Когда мы с Чарли впервые вошли в спальню матери в четверг, двадцать девятого января, произошедшие с ней перемены потрясли меня до тошноты. Она потеряла, казалось, весь свой живой вес — фигура в постели представляла собой скелет, обвитый сухожилиями и обтянутый сухой крапчатой кожей. Она напомнила мне — невольная ассоциация! — мертвого птенчика, однажды найденного мной в нашем саду в далеком детстве. Как и у птичьего трупика (с ужасными, бесперыми, сложенными крылышками), темная, испещренная коричневыми пятнами кожа у матери была прозрачной, и под ней проступало все, что должно быть сокрыто от глаз.
Ее глаза — едва видные под полуопущенными веками — все еще быстро, суетливо двигались туда- сюда, точно воробышки в западне.
Но к ней действительно отчасти вернулись голосовые способности. Когда я в тот четверг стоял у постели матери, она непрестанно корчилась, конвульсивно дергала согнутыми в локте руками, похожими на сложенные птичьи крылышки, судорожно шевелила скрюченными пальцами — и кричала. Не столько кричала, сколько рычала — словно каллиопа, в чьи трубки нагнетается под чудовищным давлением пар, — и от этих звуков редкие волосы, что еще остались на моей голове, шевелились от ужаса.
Мать корчилась и стонала, и я тоже начал корчиться и стонать. Должно быть, это произвело жуткое впечатление на Чарли, которому пришлось подхватить меня под руку, чтобы я не упал. (Миссис Уэллс поспешно удалилась при моем появлении и продолжала избегать меня все три дня, проведенные мной в материнском доме. Я не имел возможности — да и особых причин — объяснить старухе, чем я занимался ночью, когда она увидела, как я задираю ночную рубашку матери с целью взглянуть на оставленную жуком ранку. Объяснять свои поступки слугам не принято.)
Я корчился, стонал — и явственно чувствовал, как корчится и мечется взад-вперед скарабей в моем мозгу. Я догадывался — я знал, — что точно такой же скарабей, живущий в мозгу у матери, реагирует на мое присутствие (и присутствие моего паразита).
Вконец обессиленный, я застонал и упал в объятья Чарли. Он чуть не волоком дотащил меня до дивана в соседней комнате. Крики матери стали тише, едва мы вышли из спальни. Мой скарабей угомонился. Я краем глаза увидел миссис Уэллс, торопливо прошмыгнувшую мимо, пока Чарли укладывал меня на диван возле камина в гостиной.
Так продолжалось все три дня, что я провел с матерью — вернее, с пронзительно визжащим, бьющимся в конвульсиях, корчащимся от дикой боли существом, которое в прошлом было моей матерью, — в коттедже в Саутборо близ Танбридж-Уэллса.
Слава богу, Чарли все время находился там — миссис Уэллс наверняка оставила бы свои обязанности сиделки, не будь между нами такого буфера. Если Чарли и задавался вопросом, почему мы с миссис Уэллс стараемся ни минуты не оставаться наедине, он так ничего и не спросил. В пятницу приехал Фрэнк Берд — он снова сказал, что надежды нет, и сделал матери укол морфия, чтобы она заснула. Вечером, перед своим отъездом, он сделал укол морфия и мне. Наверное, то были единственные несколько часов тишины, когда бедный Чарли, мучимый желудочными резями, смог наконец немного поспать, оставив мать под присмотром миссис Уэллс.
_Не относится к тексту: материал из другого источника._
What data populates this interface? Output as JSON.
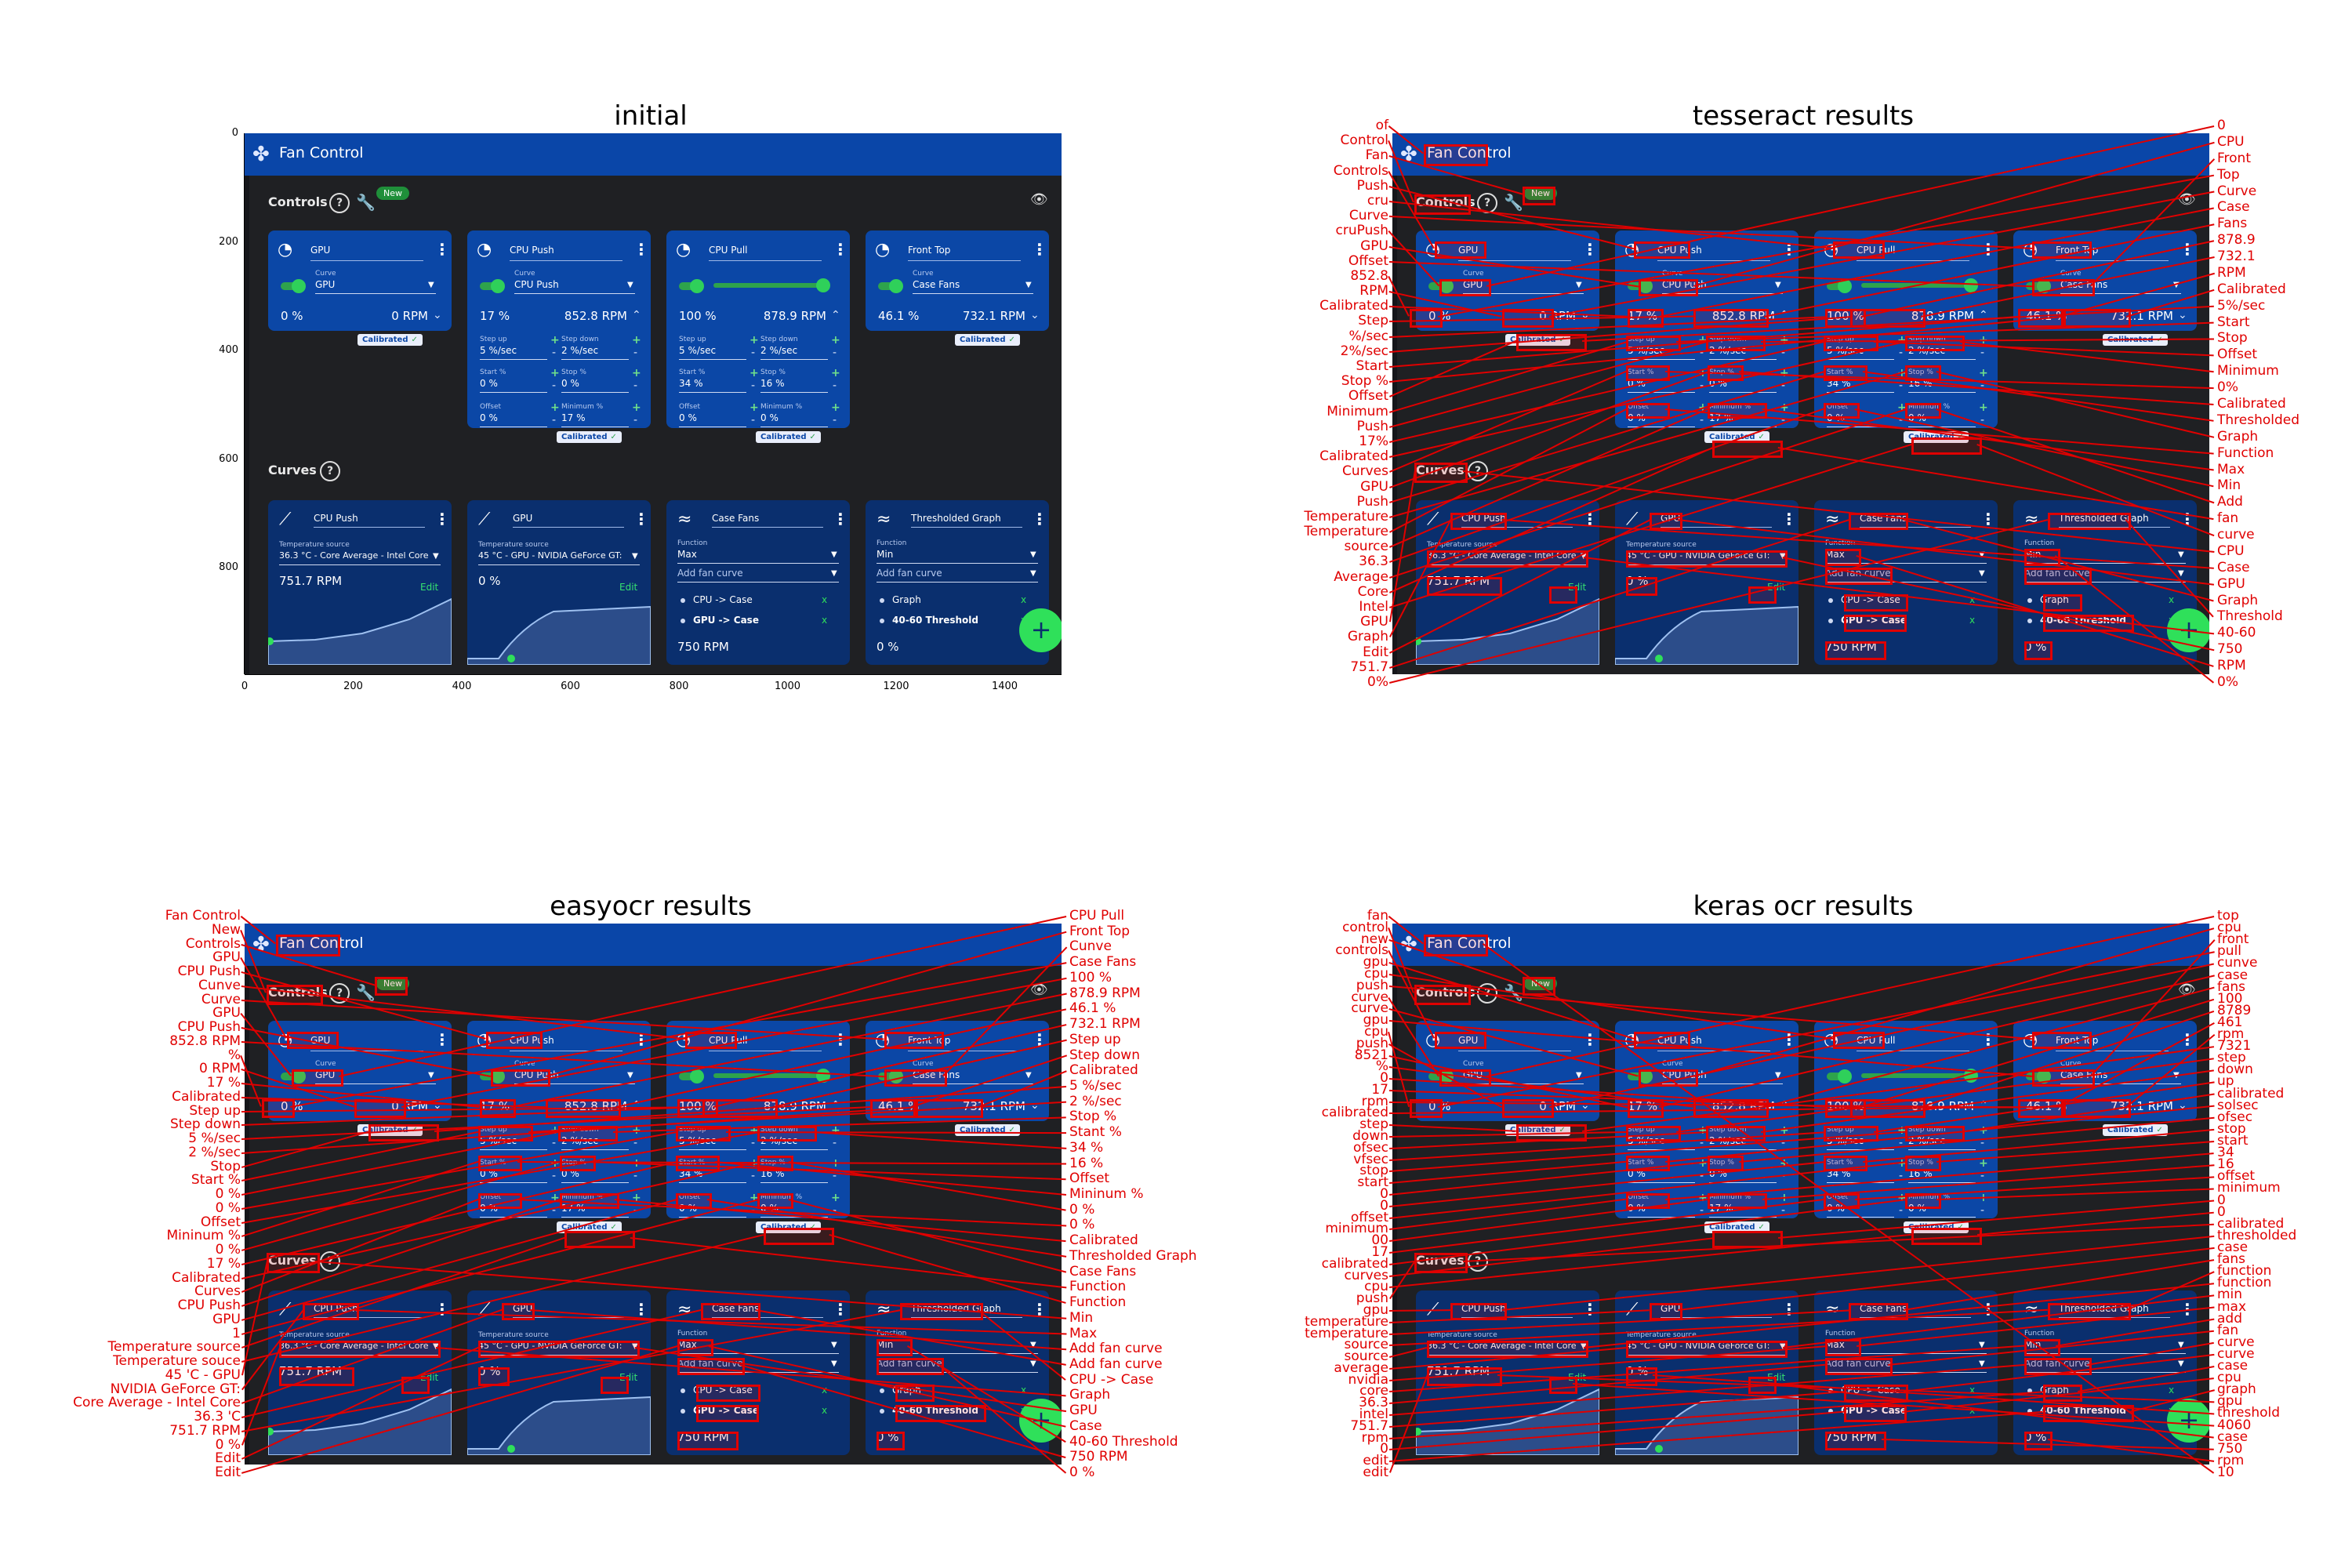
{
  "panels": {
    "initial": "initial",
    "tesseract": "tesseract  results",
    "easyocr": "easyocr results",
    "keras": "keras ocr results"
  },
  "app": {
    "title": "Fan Control",
    "icon": "fan-icon",
    "controls_label": "Controls",
    "curves_label": "Curves",
    "new_badge": "New",
    "help_glyph": "?",
    "calibrated": "Calibrated",
    "fab": "+"
  },
  "controls": [
    {
      "name": "GPU",
      "curve_label": "Curve",
      "curve": "GPU",
      "percent": "0 %",
      "rpm": "0 RPM",
      "chev": "⌄",
      "extended": false
    },
    {
      "name": "CPU Push",
      "curve_label": "Curve",
      "curve": "CPU Push",
      "percent": "17 %",
      "rpm": "852.8 RPM",
      "chev": "⌃",
      "extended": true,
      "step_up_label": "Step up",
      "step_up": "5 %/sec",
      "step_down_label": "Step down",
      "step_down": "2 %/sec",
      "start_label": "Start %",
      "start": "0 %",
      "stop_label": "Stop %",
      "stop": "0 %",
      "offset_label": "Offset",
      "offset": "0 %",
      "minimum_label": "Minimum %",
      "minimum": "17 %"
    },
    {
      "name": "CPU Pull",
      "curve_label": "",
      "curve": "",
      "percent": "100 %",
      "rpm": "878.9 RPM",
      "chev": "⌃",
      "extended": true,
      "slider": 1.0,
      "step_up_label": "Step up",
      "step_up": "5 %/sec",
      "step_down_label": "Step down",
      "step_down": "2 %/sec",
      "start_label": "Start %",
      "start": "34 %",
      "stop_label": "Stop %",
      "stop": "16 %",
      "offset_label": "Offset",
      "offset": "0 %",
      "minimum_label": "Minimum %",
      "minimum": "0 %"
    },
    {
      "name": "Front Top",
      "curve_label": "Curve",
      "curve": "Case Fans",
      "percent": "46.1 %",
      "rpm": "732.1 RPM",
      "chev": "⌄",
      "extended": false
    }
  ],
  "curves": [
    {
      "name": "CPU Push",
      "icon": "graph-line-icon",
      "source_label": "Temperature source",
      "source": "36.3 °C - Core Average - Intel Core",
      "value": "751.7 RPM",
      "edit": "Edit",
      "graph": "rising"
    },
    {
      "name": "GPU",
      "icon": "graph-line-icon",
      "source_label": "Temperature source",
      "source": "45 °C - GPU - NVIDIA GeForce GT:",
      "value": "0 %",
      "edit": "Edit",
      "graph": "s-curve"
    },
    {
      "name": "Case Fans",
      "icon": "mix-icon",
      "function_label": "Function",
      "function": "Max",
      "add_label": "Add fan curve",
      "items": [
        {
          "text": "CPU -> Case",
          "bold": false
        },
        {
          "text": "GPU -> Case",
          "bold": true
        }
      ],
      "value": "750 RPM"
    },
    {
      "name": "Thresholded Graph",
      "icon": "mix-icon",
      "function_label": "Function",
      "function": "Min",
      "add_label": "Add fan curve",
      "items": [
        {
          "text": "Graph",
          "bold": false
        },
        {
          "text": "40-60 Threshold",
          "bold": true
        }
      ],
      "value": "0 %"
    }
  ],
  "axes": {
    "x_ticks": [
      "0",
      "200",
      "400",
      "600",
      "800",
      "1000",
      "1200",
      "1400"
    ],
    "y_ticks": [
      "0",
      "200",
      "400",
      "600",
      "800"
    ]
  },
  "tesseract": {
    "left_labels": [
      "of",
      "Control",
      "Fan",
      "Controls",
      "Push",
      "cru",
      "Curve",
      "cruPush",
      "GPU",
      "Offset",
      "852.8",
      "RPM",
      "Calibrated",
      "Step",
      "%/sec",
      "2%/sec",
      "Start",
      "Stop %",
      "Offset",
      "Minimum",
      "Push",
      "17%",
      "Calibrated",
      "Curves",
      "GPU",
      "Push",
      "Temperature",
      "Temperature",
      "source",
      "36.3",
      "Average",
      "Core",
      "Intel",
      "GPU",
      "Graph",
      "Edit",
      "751.7",
      "0%"
    ],
    "right_labels": [
      "0",
      "CPU",
      "Front",
      "Top",
      "Curve",
      "Case",
      "Fans",
      "878.9",
      "732.1",
      "RPM",
      "Calibrated",
      "5%/sec",
      "Start",
      "Stop",
      "Offset",
      "Minimum",
      "0%",
      "Calibrated",
      "Thresholded",
      "Graph",
      "Function",
      "Max",
      "Min",
      "Add",
      "fan",
      "curve",
      "CPU",
      "Case",
      "GPU",
      "Graph",
      "Threshold",
      "40-60",
      "750",
      "RPM",
      "0%"
    ]
  },
  "easyocr": {
    "left_labels": [
      "Fan Control",
      "New",
      "Controls",
      "GPU",
      "CPU Push",
      "Cunve",
      "Curve",
      "GPU",
      "CPU Push",
      "852.8 RPM",
      "%",
      "0 RPM",
      "17 %",
      "Calibrated",
      "Step up",
      "Step down",
      "5 %/sec",
      "2 %/sec",
      "Stop",
      "Start %",
      "0 %",
      "0 %",
      "Offset",
      "Mininum %",
      "0 %",
      "17 %",
      "Calibrated",
      "Curves",
      "CPU Push",
      "GPU",
      "1",
      "Temperature source",
      "Temperature souce",
      "45 'C - GPU",
      "NVIDIA GeForce GT:",
      "Core Average - Intel Core",
      "36.3 'C",
      "751.7 RPM",
      "0 %",
      "Edit",
      "Edit"
    ],
    "right_labels": [
      "CPU Pull",
      "Front Top",
      "Cunve",
      "Case Fans",
      "100 %",
      "878.9 RPM",
      "46.1 %",
      "732.1 RPM",
      "Step up",
      "Step down",
      "Calibrated",
      "5 %/sec",
      "2 %/sec",
      "Stop %",
      "Stant %",
      "34 %",
      "16 %",
      "Offset",
      "Mininum %",
      "0 %",
      "0 %",
      "Calibrated",
      "Thresholded Graph",
      "Case Fans",
      "Function",
      "Function",
      "Min",
      "Max",
      "Add fan curve",
      "Add fan curve",
      "CPU -> Case",
      "Graph",
      "GPU",
      "Case",
      "40-60 Threshold",
      "750 RPM",
      "0 %"
    ]
  },
  "keras": {
    "left_labels": [
      "fan",
      "control",
      "new",
      "controls",
      "gpu",
      "cpu",
      "push",
      "curve",
      "curve",
      "gpu",
      "cpu",
      "push",
      "8521",
      "%",
      "0",
      "17",
      "rpm",
      "calibrated",
      "step",
      "down",
      "ofsec",
      "vfsec",
      "stop",
      "start",
      "0",
      "0",
      "offset",
      "minimum",
      "00",
      "17",
      "calibrated",
      "curves",
      "cpu",
      "push",
      "gpu",
      "temperature",
      "temperature",
      "source",
      "source",
      "average",
      "nvidia",
      "core",
      "36.3",
      "intel",
      "751.7",
      "rpm",
      "0",
      "edit",
      "edit"
    ],
    "right_labels": [
      "top",
      "cpu",
      "front",
      "pull",
      "cunve",
      "case",
      "fans",
      "100",
      "8789",
      "461",
      "rpm",
      "7321",
      "step",
      "down",
      "up",
      "calibrated",
      "solsec",
      "ofsec",
      "stop",
      "start",
      "34",
      "16",
      "offset",
      "minimum",
      "0",
      "0",
      "calibrated",
      "thresholded",
      "case",
      "fans",
      "function",
      "function",
      "min",
      "max",
      "add",
      "fan",
      "curve",
      "curve",
      "case",
      "cpu",
      "graph",
      "gpu",
      "threshold",
      "4060",
      "case",
      "750",
      "rpm",
      "10"
    ]
  }
}
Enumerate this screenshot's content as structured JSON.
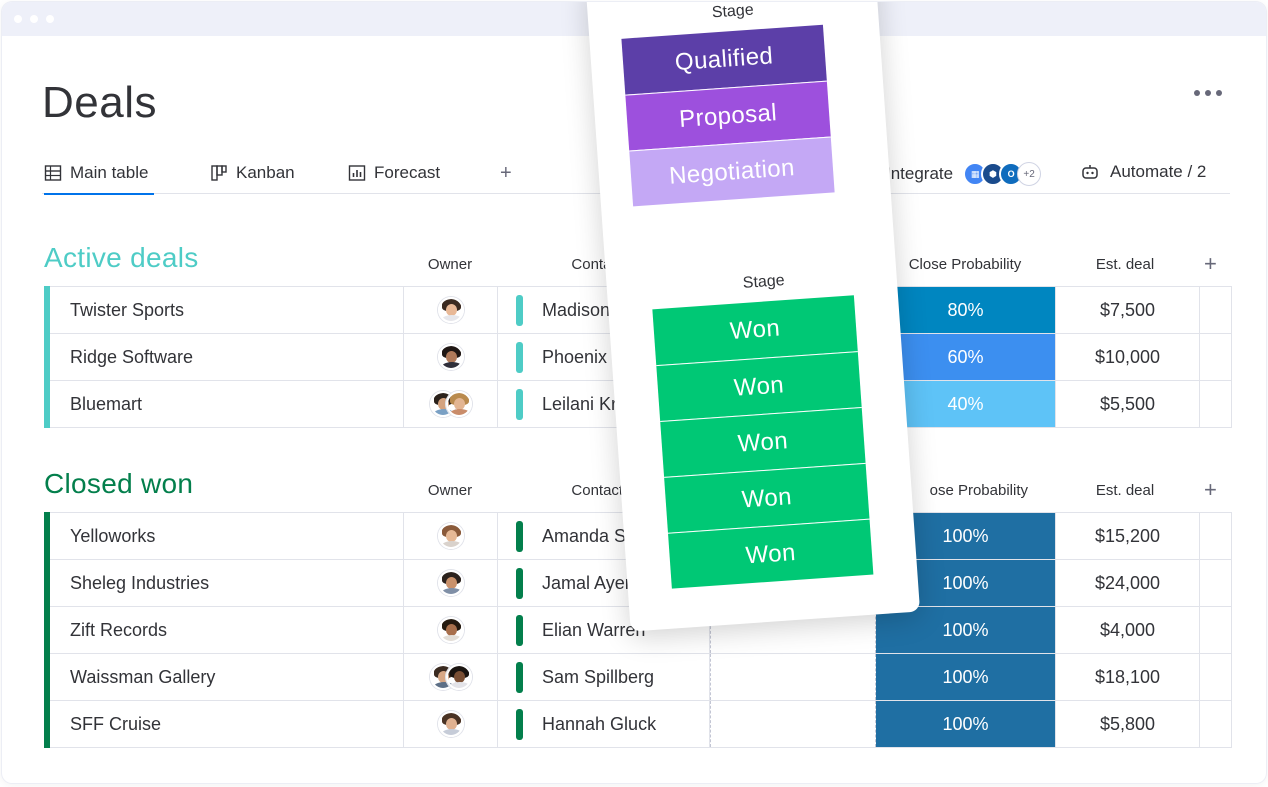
{
  "window": {
    "title_dots": 3
  },
  "page": {
    "title": "Deals"
  },
  "tabs": [
    {
      "label": "Main table",
      "icon": "table-icon",
      "active": true
    },
    {
      "label": "Kanban",
      "icon": "kanban-icon",
      "active": false
    },
    {
      "label": "Forecast",
      "icon": "chart-icon",
      "active": false
    }
  ],
  "toolbar": {
    "add_view": "+",
    "integrate_label": "Integrate",
    "integrate_more": "+2",
    "automate_label": "Automate / 2",
    "more": "more-options-icon"
  },
  "columns": {
    "owner": "Owner",
    "contacts": "Contacts",
    "close_probability": "Close Probability",
    "close_probability_partial": "ose Probability",
    "est_deal": "Est. deal",
    "add": "+"
  },
  "groups": [
    {
      "title": "Active deals",
      "color": "#4eccc6",
      "rows": [
        {
          "name": "Twister Sports",
          "contact": "Madison Doy",
          "probability": "80%",
          "prob_color": "#0086c0",
          "est": "$7,500",
          "owners": 1
        },
        {
          "name": "Ridge Software",
          "contact": "Phoenix Levy",
          "probability": "60%",
          "prob_color": "#3c8ff0",
          "est": "$10,000",
          "owners": 1
        },
        {
          "name": "Bluemart",
          "contact": "Leilani Krause",
          "probability": "40%",
          "prob_color": "#5ec3f7",
          "est": "$5,500",
          "owners": 2
        }
      ]
    },
    {
      "title": "Closed won",
      "color": "#037f4c",
      "rows": [
        {
          "name": "Yelloworks",
          "contact": "Amanda Smith",
          "probability": "100%",
          "prob_color": "#1f6fa3",
          "est": "$15,200",
          "owners": 1
        },
        {
          "name": "Sheleg Industries",
          "contact": "Jamal Ayers",
          "probability": "100%",
          "prob_color": "#1f6fa3",
          "est": "$24,000",
          "owners": 1
        },
        {
          "name": "Zift Records",
          "contact": "Elian Warren",
          "probability": "100%",
          "prob_color": "#1f6fa3",
          "est": "$4,000",
          "owners": 1
        },
        {
          "name": "Waissman Gallery",
          "contact": "Sam Spillberg",
          "probability": "100%",
          "prob_color": "#1f6fa3",
          "est": "$18,100",
          "owners": 2
        },
        {
          "name": "SFF Cruise",
          "contact": "Hannah Gluck",
          "probability": "100%",
          "prob_color": "#1f6fa3",
          "est": "$5,800",
          "owners": 1
        }
      ]
    }
  ],
  "stage_card": {
    "header_top": "Stage",
    "header_mid": "Stage",
    "active_stages": [
      {
        "label": "Qualified",
        "color": "#5c3fa8"
      },
      {
        "label": "Proposal",
        "color": "#9d50dd"
      },
      {
        "label": "Negotiation",
        "color": "#c4a8f5"
      }
    ],
    "won_stages": [
      "Won",
      "Won",
      "Won",
      "Won",
      "Won"
    ],
    "won_color": "#00c875"
  }
}
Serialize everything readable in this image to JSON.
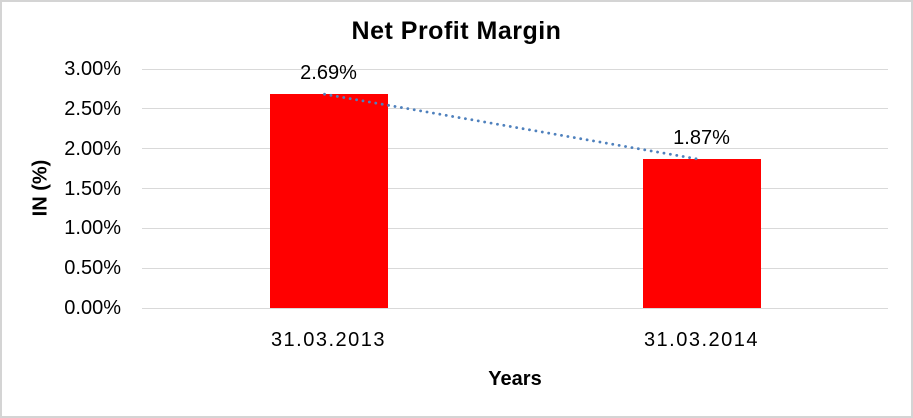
{
  "chart": {
    "title": "Net Profit Margin",
    "y_axis_title": "IN (%)",
    "x_axis_title": "Years"
  },
  "chart_data": {
    "type": "bar",
    "title": "Net Profit Margin",
    "xlabel": "Years",
    "ylabel": "IN (%)",
    "categories": [
      "31.03.2013",
      "31.03.2014"
    ],
    "values": [
      2.69,
      1.87
    ],
    "value_labels": [
      "2.69%",
      "1.87%"
    ],
    "ylim": [
      0,
      3
    ],
    "ytick_step": 0.5,
    "ytick_labels": [
      "0.00%",
      "0.50%",
      "1.00%",
      "1.50%",
      "2.00%",
      "2.50%",
      "3.00%"
    ],
    "grid": true,
    "legend": false,
    "bar_color": "#ff0000",
    "gridline_color": "#d9d9d9",
    "text_color": "#000000",
    "border_color": "#d4d4d4",
    "trendline": {
      "style": "dotted",
      "color": "#4f81bd",
      "connects": [
        "31.03.2013",
        "31.03.2014"
      ]
    }
  }
}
Я пытался работать, пока находился в материнском доме. Я привез с собой лакированную оловянную коробку с черновыми записями, заметками, выписками из энциклопедии и часами сидел за крохотным столом у окна, но в моей правой руке, казалось, совсем не было сил. Чтобы макнуть перо в чернила, мне приходилось перекладывать его в левую руку. Но слова все равно не лились на бумагу. Три дня кряду я тупо смотрел на белый лист бумаги, не оскверненный моей писаниной, если не считать трех-четырех корявых строчек, вымаранных мной в конечном счете.
Через три таких бесплодных дня мы с братом перестали делать вид, будто мое присутствие там необходимо. Матери становилось гораздо хуже, когда я к ней приближался; стоило мне войти к ней в спальню, она начинала корчиться, биться в судорогах, пронзительно вопить, и у меня тоже боль неуклонно усиливалась, покуда я не падал в обморок или не удалялся прочь.
Чарли упаковал мои вещи и отвез меня обратно в Лондон на послеполуденном курьерском. Перед отъездом он отправил Фрэнку Берду и моему слуге Джорджу телеграммы с просьбой встретить нас на станции — чтобы усадить меня в наемный экипаж, понадобились соединенные усилиях всех троих. Когда меня на руках втащили в дом и понесли наверх, в мою спальню, от внимания моего не ускользнуло, каким взглядом смотрела на меня Кэролайн, — во взгляде том читались тревога и жалость, но также смущение и презрение, возможно даже, презрение, граничащее с отвращением.
Берд сделал мне дополнительный укол морфия, и я провалился в глубокий сон.
Пробудись в благости!
Ты пребываешь в благости!
Гор из Эдфу пробуждается к жизни!
Боги восстают ото сна, дабы поклониться духу твоему,
О, священный крылатый шар, взмывающий в небо!
Ты, пронзающий небо огненный шар,
Каждый день заливаешь землю светом с востока,
А потом скрываешься на западе, дабы провести ночь в Иунете.
О ты, Гор из Эдфу,
Который пробуждается в благости,
Великий бог неба в многоцветном оперенье,
Восстающий над горизонтом,
Огромный крылатый шар, охраняющий святилища!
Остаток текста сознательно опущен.